As Mediaah soaked in the limelight of publicity at the expense of Anusha and Pummy, the "lift" controversy became murkier. Reputations were at stake. A week later, the Business Line editors called Financial Express to inform them that both BL and FE reporters had reproduced, separately, from freely-available content. BL assured FE that there was no case of FE stealing from a BL report. Pummy continued to work in FE despite the Mediaah attack.

But the harm was already done in another way. Since Pradyuman Maheswhari's baseless allegation was never publicly countered  by either BL or FE, truth got buried. Meanwhile, Maheswhari preened himself as the defender of media's chastity.

 The inherent business potential of these two "exposes" must have prompted Pradyuman Maheswhari to think of the Mediaah Blue Pencil Company. He intended to start this as a kind of consultancy and media auditing firm rolled into one. For a fee, the service would be made available to media companies. However, like Suburbia, Chalomumbai and Tring Tring, the blue pencils lay in Maheshwari's drawer with no takers.

 By now, Mediaah was ending its first avatar. The time had come for Maheshwari to move on. Pradyuman Maheshwari was selected to head the ambitious Maharashtra Herald newspaper coming up in Pune. MH drew a lot of talent from Times and Express in Pune. For the Pune journalist, Maharashtra Herald suddenly became the place to be. Maheshwari bacame editor, Maharashtra Herald. In January 2003, Mediaah was ready to wind up.

 We do not know if Pradyuman Maheshwari shut Mediaah on his own volition or if he was asked to by his new bosses, but Mediaah put out a story that shutters are coming down. He said he is moving to a new job. Over an year of mediaah masala was drawing to a close. Maheshwari tried to sell the site domain name and make fast buck, but this does not seem  to have worked out. After its last day on the web, Mediaah displayed the board dukan band! (Shop shut) when you tried to access it. Mediaah breathed its last -- or so we thought.

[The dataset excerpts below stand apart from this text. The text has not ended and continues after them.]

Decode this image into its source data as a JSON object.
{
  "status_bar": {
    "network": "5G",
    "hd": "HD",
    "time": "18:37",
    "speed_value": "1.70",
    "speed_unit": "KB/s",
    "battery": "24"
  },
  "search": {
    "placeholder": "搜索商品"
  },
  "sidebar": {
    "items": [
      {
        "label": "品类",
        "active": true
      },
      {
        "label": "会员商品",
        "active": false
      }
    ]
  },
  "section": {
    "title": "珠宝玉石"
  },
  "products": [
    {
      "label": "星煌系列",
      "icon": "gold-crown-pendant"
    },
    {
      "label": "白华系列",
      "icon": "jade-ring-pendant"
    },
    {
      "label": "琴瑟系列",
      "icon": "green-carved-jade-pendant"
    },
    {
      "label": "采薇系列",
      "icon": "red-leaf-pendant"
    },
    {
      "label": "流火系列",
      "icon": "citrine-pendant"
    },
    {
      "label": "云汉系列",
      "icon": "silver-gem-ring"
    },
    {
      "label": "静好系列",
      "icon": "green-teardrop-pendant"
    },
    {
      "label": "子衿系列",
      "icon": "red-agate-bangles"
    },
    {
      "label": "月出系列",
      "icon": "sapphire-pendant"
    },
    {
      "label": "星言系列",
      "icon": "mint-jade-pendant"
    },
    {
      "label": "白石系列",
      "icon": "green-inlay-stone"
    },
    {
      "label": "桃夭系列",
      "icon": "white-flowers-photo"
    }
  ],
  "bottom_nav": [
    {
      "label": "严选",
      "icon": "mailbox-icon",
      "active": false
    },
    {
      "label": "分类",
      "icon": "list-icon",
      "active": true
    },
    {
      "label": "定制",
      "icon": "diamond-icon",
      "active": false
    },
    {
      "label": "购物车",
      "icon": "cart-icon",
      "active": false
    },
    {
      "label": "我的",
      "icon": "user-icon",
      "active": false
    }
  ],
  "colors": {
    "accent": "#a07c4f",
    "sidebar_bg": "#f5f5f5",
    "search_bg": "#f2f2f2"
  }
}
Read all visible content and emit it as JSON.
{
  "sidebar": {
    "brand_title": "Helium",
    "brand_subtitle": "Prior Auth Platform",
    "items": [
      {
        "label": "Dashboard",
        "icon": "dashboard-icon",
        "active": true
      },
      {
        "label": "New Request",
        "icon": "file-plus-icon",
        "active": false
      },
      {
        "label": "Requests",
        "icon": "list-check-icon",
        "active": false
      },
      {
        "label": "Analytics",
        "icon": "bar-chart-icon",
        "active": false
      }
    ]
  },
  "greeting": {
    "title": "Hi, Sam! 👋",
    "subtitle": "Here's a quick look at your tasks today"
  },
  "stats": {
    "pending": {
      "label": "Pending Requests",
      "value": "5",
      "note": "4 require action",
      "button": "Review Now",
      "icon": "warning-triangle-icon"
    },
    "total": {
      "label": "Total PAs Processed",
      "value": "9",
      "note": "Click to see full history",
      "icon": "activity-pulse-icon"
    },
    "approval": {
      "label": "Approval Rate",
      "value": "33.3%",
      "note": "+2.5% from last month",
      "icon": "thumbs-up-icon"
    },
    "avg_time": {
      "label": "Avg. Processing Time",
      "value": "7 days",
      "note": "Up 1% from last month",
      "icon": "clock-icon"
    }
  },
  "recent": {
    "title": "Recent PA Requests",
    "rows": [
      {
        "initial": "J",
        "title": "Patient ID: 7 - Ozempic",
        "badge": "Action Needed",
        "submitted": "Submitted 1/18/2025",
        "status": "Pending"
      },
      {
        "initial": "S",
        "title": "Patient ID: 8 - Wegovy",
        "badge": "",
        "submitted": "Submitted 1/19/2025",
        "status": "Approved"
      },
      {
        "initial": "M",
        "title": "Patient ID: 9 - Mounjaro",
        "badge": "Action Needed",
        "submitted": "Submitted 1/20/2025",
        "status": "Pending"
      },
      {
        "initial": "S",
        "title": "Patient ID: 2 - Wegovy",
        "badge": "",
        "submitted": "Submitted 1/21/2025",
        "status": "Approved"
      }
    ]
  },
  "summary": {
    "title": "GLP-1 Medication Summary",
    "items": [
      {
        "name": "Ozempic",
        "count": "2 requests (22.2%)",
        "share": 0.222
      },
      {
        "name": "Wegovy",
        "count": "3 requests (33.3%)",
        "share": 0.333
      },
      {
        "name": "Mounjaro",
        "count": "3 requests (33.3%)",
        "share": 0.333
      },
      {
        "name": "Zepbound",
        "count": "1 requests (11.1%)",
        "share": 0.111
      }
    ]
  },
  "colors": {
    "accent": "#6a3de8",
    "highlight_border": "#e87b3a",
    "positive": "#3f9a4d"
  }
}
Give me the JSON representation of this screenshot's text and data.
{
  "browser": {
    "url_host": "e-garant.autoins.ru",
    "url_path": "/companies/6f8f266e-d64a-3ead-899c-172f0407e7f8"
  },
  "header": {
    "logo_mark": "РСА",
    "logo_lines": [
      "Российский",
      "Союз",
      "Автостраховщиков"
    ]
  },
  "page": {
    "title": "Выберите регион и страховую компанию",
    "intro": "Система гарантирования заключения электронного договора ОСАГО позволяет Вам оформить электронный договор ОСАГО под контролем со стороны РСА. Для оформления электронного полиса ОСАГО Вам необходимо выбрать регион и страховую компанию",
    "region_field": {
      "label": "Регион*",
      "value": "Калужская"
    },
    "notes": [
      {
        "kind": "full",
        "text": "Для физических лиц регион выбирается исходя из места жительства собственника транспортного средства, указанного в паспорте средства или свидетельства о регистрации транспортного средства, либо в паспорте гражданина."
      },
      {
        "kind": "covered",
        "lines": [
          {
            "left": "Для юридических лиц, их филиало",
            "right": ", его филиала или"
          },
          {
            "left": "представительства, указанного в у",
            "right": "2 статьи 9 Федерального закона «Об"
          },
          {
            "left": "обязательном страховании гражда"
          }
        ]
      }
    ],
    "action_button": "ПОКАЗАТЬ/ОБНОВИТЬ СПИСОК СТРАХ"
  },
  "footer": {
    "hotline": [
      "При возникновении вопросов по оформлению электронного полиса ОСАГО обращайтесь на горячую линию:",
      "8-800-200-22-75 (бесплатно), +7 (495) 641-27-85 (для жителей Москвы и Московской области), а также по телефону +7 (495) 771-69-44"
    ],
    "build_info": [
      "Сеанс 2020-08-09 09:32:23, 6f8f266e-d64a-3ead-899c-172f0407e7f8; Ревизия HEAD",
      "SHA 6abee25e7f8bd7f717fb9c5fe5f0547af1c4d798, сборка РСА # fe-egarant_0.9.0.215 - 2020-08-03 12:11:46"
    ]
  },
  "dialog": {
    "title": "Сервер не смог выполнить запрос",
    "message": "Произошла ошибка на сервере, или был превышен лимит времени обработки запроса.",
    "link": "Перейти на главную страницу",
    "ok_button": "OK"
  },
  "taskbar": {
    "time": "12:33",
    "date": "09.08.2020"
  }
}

Hardly. After a year in hibernation, Mediaah is back on the web. Today, January 17th, Mediaah.com goes live again. Pradyuman Maheshwari has coincided the Mediaah relaunch with the unveiling of NDTV Profit, the business channel from NDTV. This time, Mediaah is open to advertisements, unlike its previous avatar. Money, Maheshwari has now realised, is not such a bad thing to be seen looking for. But he says he won't accept advertisements from media establishments. One wonders: who, other than media firms will be interested in advertising in a website supposedly for media personnel? Underwear companies?

 True to Pradyuman Maheshwari style,  the site, in the new avatar, is managed by Shivani Maheshwari. In earlier blog posts, he would sign as POSTED BY PM (PM for Pradyuman Maheshwari). From now on, look for POSTED BY MEDIAAH.

 After a year, we welcome Pradyuman Maheshwari and Mediaah back to the web. Let's see how you fare this time.